By David Ferris
Sergio Romo, RP, Giants: With Santiago Casilla doing everything he can to torch the Giants in the ninth inning, save chasers need to look at Romo, the dominant set-up man (0.75 ERA, 0.75 WHIP, better than a strikeout per inning). Bruce Bochy probably doesn't want to give Romo the complete baton in the ninth - Romo isn't ideally suited to pitch on consecutive days - but this looks like a bullpen that's about to blow up given how Casilla is collapsing. Also consider situational lefties Jeremy Affeldt and Javier Lopez as possible handshake vultures in deeper leagues.
Franklin Morales, SP, Red Sox: I'm not eager to use him against the Yankees on Saturday, especially in Fenway Park. Bobby Valentine didn't do fantasy owners any favors by taking Morales out of the Wednesday turn in Oakland, and Morales's cycle has been upset as well. But I love how the recycled lefty looked in his first three starts (especially 24 strikeouts versus just three walks) and I see him as a mixable arm for most assignments going forward. Don't sweat the Colorado starting experience too much; that extreme park is a graveyard for pitchers. Perhaps Morales is going to be a post-hype surprise in his second act.
Tim Lincecum, SP, Giants: A lot of analysts defend him through still-strong K/9 rate, but that's partially tied to facing more hitters. On a per-batter basis, Lincecum's strikeouts are in decline. And I'm not going to give him a golden pass for what some term the "unlucky" strand rate - for all we know, he could be having mechanical trouble pitching from the stretch. There's also a school of thought that suggests Lincecum is struggling to land properly, perhaps due to physical issues. Plenty of theories to choose from. Add it all up and I'd be shocked if he posted a sub-4 ERA in the second half. Even if you have to sell low, I'm selling. Even if you can buy low, I'm not interested.
Jose Quintana, SP, White Sox: He makes a lot of his own luck by throwing strikes and hiding the ball well, but a 5.6 HR/FB rate isn't likely to stick in a Chicago summer and Quintana's ground-ball profile is merely average. He's not going to fall off the table going forward but that 2.04 ERA is mostly smoke. Pay for something in the high-3s going forward, and look for other options if you're limited in starts or innings (since the strikeout rate is fairly tame).
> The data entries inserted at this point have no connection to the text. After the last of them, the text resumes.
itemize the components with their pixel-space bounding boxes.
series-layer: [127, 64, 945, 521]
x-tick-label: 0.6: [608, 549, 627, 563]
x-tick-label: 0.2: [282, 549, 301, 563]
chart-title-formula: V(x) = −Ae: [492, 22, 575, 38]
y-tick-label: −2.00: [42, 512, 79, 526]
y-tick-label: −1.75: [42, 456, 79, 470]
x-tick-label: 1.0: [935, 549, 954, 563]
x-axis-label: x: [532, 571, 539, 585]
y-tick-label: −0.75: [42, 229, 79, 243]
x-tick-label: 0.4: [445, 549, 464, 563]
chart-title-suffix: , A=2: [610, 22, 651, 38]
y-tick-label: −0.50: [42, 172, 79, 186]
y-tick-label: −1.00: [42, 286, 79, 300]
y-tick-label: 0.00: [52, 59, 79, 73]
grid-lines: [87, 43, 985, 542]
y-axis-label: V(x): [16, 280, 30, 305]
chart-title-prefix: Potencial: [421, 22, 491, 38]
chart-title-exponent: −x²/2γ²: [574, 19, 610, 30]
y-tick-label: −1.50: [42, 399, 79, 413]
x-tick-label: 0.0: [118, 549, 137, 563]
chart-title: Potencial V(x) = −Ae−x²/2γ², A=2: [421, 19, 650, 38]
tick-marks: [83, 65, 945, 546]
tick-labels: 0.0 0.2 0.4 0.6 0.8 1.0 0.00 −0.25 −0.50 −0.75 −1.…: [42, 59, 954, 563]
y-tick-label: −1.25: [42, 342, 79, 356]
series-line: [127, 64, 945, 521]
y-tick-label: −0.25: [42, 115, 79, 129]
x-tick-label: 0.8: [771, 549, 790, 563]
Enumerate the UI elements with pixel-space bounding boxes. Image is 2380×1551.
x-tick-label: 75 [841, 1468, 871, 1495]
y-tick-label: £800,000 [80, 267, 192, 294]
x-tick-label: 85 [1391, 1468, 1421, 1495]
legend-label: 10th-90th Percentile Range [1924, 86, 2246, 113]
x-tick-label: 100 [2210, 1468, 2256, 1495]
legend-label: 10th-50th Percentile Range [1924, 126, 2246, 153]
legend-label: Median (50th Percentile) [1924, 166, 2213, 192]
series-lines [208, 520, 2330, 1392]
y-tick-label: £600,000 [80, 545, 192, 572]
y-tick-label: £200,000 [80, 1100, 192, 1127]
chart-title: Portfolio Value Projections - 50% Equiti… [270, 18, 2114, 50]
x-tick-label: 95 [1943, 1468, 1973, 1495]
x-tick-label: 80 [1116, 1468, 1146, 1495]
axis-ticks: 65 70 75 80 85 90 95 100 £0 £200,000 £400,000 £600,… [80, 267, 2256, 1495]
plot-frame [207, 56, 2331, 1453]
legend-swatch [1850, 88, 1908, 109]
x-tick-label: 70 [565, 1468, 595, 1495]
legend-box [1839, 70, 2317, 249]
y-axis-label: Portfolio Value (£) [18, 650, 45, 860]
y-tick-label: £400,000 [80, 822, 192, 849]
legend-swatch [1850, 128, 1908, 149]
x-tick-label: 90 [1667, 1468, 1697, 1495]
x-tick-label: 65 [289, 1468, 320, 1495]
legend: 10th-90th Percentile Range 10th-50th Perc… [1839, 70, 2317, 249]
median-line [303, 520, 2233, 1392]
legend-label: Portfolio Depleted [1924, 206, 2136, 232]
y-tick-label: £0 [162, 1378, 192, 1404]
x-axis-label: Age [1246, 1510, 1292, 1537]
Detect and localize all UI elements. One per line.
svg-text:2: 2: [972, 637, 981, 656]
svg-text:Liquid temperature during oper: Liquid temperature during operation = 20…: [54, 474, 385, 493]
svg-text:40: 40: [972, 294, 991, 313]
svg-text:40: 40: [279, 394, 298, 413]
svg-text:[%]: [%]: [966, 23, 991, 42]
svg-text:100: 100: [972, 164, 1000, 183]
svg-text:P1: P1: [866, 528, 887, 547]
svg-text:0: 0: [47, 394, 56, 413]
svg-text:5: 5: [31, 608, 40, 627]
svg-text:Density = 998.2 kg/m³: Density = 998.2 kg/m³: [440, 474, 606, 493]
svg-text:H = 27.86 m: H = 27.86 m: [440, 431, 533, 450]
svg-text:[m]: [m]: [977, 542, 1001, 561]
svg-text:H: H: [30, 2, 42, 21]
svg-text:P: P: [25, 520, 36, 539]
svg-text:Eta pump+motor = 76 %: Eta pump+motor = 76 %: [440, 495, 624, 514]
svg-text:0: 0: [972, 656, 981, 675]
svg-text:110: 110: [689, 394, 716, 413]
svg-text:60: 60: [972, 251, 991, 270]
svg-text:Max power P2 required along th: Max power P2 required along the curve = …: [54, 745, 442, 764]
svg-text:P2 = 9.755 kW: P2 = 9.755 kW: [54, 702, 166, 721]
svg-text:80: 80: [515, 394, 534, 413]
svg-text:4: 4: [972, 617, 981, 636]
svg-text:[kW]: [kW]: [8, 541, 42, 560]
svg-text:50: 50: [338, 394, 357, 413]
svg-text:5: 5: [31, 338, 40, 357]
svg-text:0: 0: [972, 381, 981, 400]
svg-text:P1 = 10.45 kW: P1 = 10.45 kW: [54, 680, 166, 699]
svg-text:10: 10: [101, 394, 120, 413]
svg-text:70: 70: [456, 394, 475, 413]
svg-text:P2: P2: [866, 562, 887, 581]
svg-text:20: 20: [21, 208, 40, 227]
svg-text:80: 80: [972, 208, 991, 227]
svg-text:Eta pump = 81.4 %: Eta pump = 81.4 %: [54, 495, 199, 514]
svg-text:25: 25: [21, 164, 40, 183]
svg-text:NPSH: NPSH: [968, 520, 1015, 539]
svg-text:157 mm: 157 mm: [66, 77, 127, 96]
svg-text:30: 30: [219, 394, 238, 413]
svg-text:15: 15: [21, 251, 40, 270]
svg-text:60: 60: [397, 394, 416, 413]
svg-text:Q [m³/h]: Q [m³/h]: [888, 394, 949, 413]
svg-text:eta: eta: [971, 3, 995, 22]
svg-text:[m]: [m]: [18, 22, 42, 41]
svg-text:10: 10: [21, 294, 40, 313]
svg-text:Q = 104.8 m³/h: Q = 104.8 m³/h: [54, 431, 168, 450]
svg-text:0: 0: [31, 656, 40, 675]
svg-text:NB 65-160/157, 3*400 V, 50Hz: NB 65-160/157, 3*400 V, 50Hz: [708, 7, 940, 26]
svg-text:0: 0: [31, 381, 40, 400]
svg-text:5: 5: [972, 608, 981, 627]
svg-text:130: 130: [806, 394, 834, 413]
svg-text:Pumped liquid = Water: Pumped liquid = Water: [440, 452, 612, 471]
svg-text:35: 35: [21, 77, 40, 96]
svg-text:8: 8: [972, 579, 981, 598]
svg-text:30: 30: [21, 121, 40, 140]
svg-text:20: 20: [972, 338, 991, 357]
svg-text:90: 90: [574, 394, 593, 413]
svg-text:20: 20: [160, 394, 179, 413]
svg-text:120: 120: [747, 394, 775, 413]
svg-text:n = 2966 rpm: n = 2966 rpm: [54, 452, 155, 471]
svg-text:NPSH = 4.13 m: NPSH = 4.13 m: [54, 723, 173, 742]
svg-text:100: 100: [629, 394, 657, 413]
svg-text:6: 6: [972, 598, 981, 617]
Roy Oswalt, SP, Rangers: He was able to stop the Rockies (a dreadful offensive club on the road), but the Tigers and White Sox absolutely pounded him to the pavement. Big league hitters are now bating .422 against Oswalt, and it's mostly supported by a lofty line-drive rate. Normally you'd look at four walks against 16 strikeouts and consider a possible bounce-back, but the jet stream in Arlington (which is especially friendly to left-handed sluggers) is going to eat Oswalt alive. Even in deep mixers, you must do better than this.
Ubaldo Jimenez, SP, Indians: We live in a result-bias world, so the recent ERA drop has some people excited. But when you see 12 walks over Jimenez's last three turns, you realize that he's a long way from turning the corner and fixing those noisy mechanics. I wouldn't play him in any format, even AL-only, for the second half.
Dan Haren, SP, Angels: After two months of hell the other cleat finally dropped: Haren's been dealing with back problems all year. He bit the bullet and went on the DL, which is what fantasy owners should want: rest, rehab, come back strong for the stretch run. At least the injury isn't tied to the shoulder, elbow or forearm. I can't see why Haren won't be one of the 40-50 best pitchers in the second half; use that rank and apply it to your league. He might be a buy in some formats, a sell in some others.
John Axford, RP, Brewers: He's been a hot mess this year, no one will dispute that: five losses and five blown saves, 4.86 ERA, 1.44 WHIP. But Francisco Rodriguez's ratios aren't really much better, and the Brewers are trying to move K-Rod besides. Axford's latest blown save also came on a fourth consecutive day of work - in those instances, you blame the manager, not the pitcher. Milwaukee will probably stick with the status quo for the balance of 2012.